Tous deux s’inscrivent aux auditions de l’Academy sans trop y croire, mais voilà qu’ils passent la rampe et qu’on les met ensemble – «parce qu’on était un peu les deux chelous de la bande». Le courant passe immédiatem­ent et pendant un an, ils s’attelleron­t à trouver un langage commun. Ce sera le punk. Pour son côté do it yourself, libertaire et politique aussi. «Il y a cette liberté de s’exprimer en privilégia­nt le message à la technique. On a quelque chose à dire et on prend la place pour le faire.»

Dès les premiers EP, Crème Solaire slame, sur des nappes électros plus ou moins déchaînées, sa révolte face à un monde engoncé dans les normes et le béton. Le deuxième album, Pannenstre­ifen ist ohne Pic-Nic («La bande d’arrêt d’urgence est sans pic-nic»), raconte d’ailleurs cette Suisse, propre et lisse comme ses autoroutes, où tout doit aller vite.

Crème Solaire est cette plante qui craquelle le bitume et fuit les rayons du mainstream. Ses morceaux poussent dans un chaos savamment organisé: Pascal compose la musique, Rebecca les textes, puis ils fusionnent le tout. Pour leur troisième disque, ces «gentils punks», comme ils disent, ont pris leur temps, avant de passer une semaine dans l’hiver tessinois. Les -10 °C les ont inspirés.

S’il porte le nom évocateur de Cemento, l’album se veut cette fois porteur de résistance autant que d’espoir. Comme un appel à s’unir contre l’uniformité, l’aliénation – les 11 morceaux sont d’ailleurs portés par différents personnage­s, des sorcières, des chiens, des fleurs. «On veut vivre heureux, mais on n’est pas d’accord avec plein de choses, souligne Rebecca.
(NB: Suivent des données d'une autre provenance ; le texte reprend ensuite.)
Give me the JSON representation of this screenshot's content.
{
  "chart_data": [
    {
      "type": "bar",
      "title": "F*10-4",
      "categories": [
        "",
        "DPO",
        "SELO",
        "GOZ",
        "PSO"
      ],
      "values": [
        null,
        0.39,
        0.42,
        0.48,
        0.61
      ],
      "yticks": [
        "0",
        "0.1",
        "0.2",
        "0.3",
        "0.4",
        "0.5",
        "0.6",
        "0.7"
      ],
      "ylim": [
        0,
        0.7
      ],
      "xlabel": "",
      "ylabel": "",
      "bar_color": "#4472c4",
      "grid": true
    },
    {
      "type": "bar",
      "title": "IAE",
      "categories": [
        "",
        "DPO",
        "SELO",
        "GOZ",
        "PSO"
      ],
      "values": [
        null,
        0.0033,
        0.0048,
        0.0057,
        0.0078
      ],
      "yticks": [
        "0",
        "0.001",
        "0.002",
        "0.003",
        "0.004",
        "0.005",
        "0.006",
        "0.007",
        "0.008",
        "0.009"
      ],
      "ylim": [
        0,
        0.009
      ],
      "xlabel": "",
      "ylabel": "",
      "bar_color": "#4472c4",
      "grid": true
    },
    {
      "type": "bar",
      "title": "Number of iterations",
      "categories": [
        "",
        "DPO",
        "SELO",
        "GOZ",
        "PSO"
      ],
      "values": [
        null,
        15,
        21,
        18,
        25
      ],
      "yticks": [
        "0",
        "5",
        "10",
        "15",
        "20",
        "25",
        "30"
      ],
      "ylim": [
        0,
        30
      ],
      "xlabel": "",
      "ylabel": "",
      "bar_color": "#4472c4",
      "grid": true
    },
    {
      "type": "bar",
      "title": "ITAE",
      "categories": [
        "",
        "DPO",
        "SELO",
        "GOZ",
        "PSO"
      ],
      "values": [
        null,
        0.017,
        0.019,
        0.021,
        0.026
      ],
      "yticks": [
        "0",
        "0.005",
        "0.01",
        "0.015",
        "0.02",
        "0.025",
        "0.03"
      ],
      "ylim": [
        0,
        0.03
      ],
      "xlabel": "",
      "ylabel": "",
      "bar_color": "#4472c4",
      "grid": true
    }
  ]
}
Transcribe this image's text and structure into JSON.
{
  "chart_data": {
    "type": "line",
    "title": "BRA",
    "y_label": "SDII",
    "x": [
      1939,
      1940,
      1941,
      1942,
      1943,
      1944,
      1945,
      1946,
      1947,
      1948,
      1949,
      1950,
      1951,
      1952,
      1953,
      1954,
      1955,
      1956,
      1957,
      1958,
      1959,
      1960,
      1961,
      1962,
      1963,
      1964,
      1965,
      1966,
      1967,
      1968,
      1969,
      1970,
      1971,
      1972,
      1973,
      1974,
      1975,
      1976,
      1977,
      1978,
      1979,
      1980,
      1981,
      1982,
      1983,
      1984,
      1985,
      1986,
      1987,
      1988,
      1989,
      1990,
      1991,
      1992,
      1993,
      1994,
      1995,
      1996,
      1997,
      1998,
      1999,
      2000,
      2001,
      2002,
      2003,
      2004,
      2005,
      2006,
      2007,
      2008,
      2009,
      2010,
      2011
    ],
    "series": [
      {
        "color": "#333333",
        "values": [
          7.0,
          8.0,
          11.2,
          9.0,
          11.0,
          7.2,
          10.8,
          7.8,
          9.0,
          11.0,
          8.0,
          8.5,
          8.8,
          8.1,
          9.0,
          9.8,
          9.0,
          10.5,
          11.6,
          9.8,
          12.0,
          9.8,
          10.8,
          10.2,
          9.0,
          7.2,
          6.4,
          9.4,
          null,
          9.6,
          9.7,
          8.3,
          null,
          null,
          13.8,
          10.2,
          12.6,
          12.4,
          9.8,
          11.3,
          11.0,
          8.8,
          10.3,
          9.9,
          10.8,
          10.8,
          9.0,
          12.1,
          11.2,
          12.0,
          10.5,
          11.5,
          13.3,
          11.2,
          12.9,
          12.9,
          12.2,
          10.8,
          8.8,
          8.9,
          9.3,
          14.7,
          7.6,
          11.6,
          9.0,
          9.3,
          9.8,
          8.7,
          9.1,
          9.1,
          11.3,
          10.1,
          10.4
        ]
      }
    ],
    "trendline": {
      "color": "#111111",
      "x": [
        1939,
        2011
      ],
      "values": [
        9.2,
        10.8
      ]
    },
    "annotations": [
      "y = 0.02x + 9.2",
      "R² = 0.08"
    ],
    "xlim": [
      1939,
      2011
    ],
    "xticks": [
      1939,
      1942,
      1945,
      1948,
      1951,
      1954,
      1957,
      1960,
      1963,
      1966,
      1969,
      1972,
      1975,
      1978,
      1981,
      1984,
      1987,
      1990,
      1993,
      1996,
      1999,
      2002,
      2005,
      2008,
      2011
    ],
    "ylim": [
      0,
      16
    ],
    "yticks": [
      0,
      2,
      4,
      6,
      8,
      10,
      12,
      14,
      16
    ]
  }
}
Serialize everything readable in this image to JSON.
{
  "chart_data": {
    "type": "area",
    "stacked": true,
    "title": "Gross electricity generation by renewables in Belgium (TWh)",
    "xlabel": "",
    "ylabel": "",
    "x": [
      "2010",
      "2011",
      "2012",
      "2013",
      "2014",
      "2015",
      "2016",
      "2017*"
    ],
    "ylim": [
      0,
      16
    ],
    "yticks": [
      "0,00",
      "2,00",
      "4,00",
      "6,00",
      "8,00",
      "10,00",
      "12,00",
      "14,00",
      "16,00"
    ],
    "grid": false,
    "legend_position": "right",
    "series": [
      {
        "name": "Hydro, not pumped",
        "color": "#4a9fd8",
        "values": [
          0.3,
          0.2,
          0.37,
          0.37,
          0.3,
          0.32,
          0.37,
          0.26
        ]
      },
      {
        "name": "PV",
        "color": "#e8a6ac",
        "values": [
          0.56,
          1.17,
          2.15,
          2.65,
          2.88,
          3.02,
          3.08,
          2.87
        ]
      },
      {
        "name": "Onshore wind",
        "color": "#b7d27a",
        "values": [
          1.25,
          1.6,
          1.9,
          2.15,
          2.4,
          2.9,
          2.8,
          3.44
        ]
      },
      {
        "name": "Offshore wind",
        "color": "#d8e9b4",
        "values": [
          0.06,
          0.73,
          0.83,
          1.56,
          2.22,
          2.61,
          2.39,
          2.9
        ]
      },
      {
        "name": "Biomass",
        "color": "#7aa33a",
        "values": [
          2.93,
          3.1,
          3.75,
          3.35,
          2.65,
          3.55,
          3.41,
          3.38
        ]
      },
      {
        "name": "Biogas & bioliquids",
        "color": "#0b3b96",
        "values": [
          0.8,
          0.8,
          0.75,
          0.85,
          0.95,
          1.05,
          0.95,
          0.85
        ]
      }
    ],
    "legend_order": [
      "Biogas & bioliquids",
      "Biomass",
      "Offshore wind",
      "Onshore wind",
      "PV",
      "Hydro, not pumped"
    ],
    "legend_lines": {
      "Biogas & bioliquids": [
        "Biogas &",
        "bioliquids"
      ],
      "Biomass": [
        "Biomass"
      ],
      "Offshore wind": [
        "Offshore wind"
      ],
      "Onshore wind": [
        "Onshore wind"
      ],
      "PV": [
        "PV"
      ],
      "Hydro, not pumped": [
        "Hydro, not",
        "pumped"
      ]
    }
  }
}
Cette ambivalenc­e, plein de gens de notre génération la sentent.»

On retrouve les influences hétéroclit­es du duo, trap, pop ou techno. Les mélodies ici dansantes, là hypnotisan­tes comme le refrain de Calicanti, addictif façon hymne de hockey. Toujours cet esprit piquant décliné en quatre langues (romanche compris!), parfois dans une seule phrase. Pour la blague, mais aussi parce que leurs cerveaux sont polyglotte­s. Ils rigolent: «On dit souvent qu’on fait ça pour les subvention­s, même si ça n’a jamais marché!»

Rebelle, frontale, l’expérience Crème Solaire se vit pleinement en live. Une fête aussi sonore que visuelle où les corps se déchaînent et se libèrent. «Dans ce monde où on a encore souvent meilleur temps d’être sages, on avait envie que nos concerts soient tout l’inverse: qu’on ait le droit d’exagérer, d’être qui on est sans être jugés.» De ces communions qui font exulter et transpirer – heureuseme­nt, la crème en question se réapplique à l’envi.

«Cemento» (Irascible Records).

Vernissage à Lausanne, au Bourg le 28 mars (complet). Concert au Bad Bonn Kilbi de Düdingen, le jeudi 30 mai.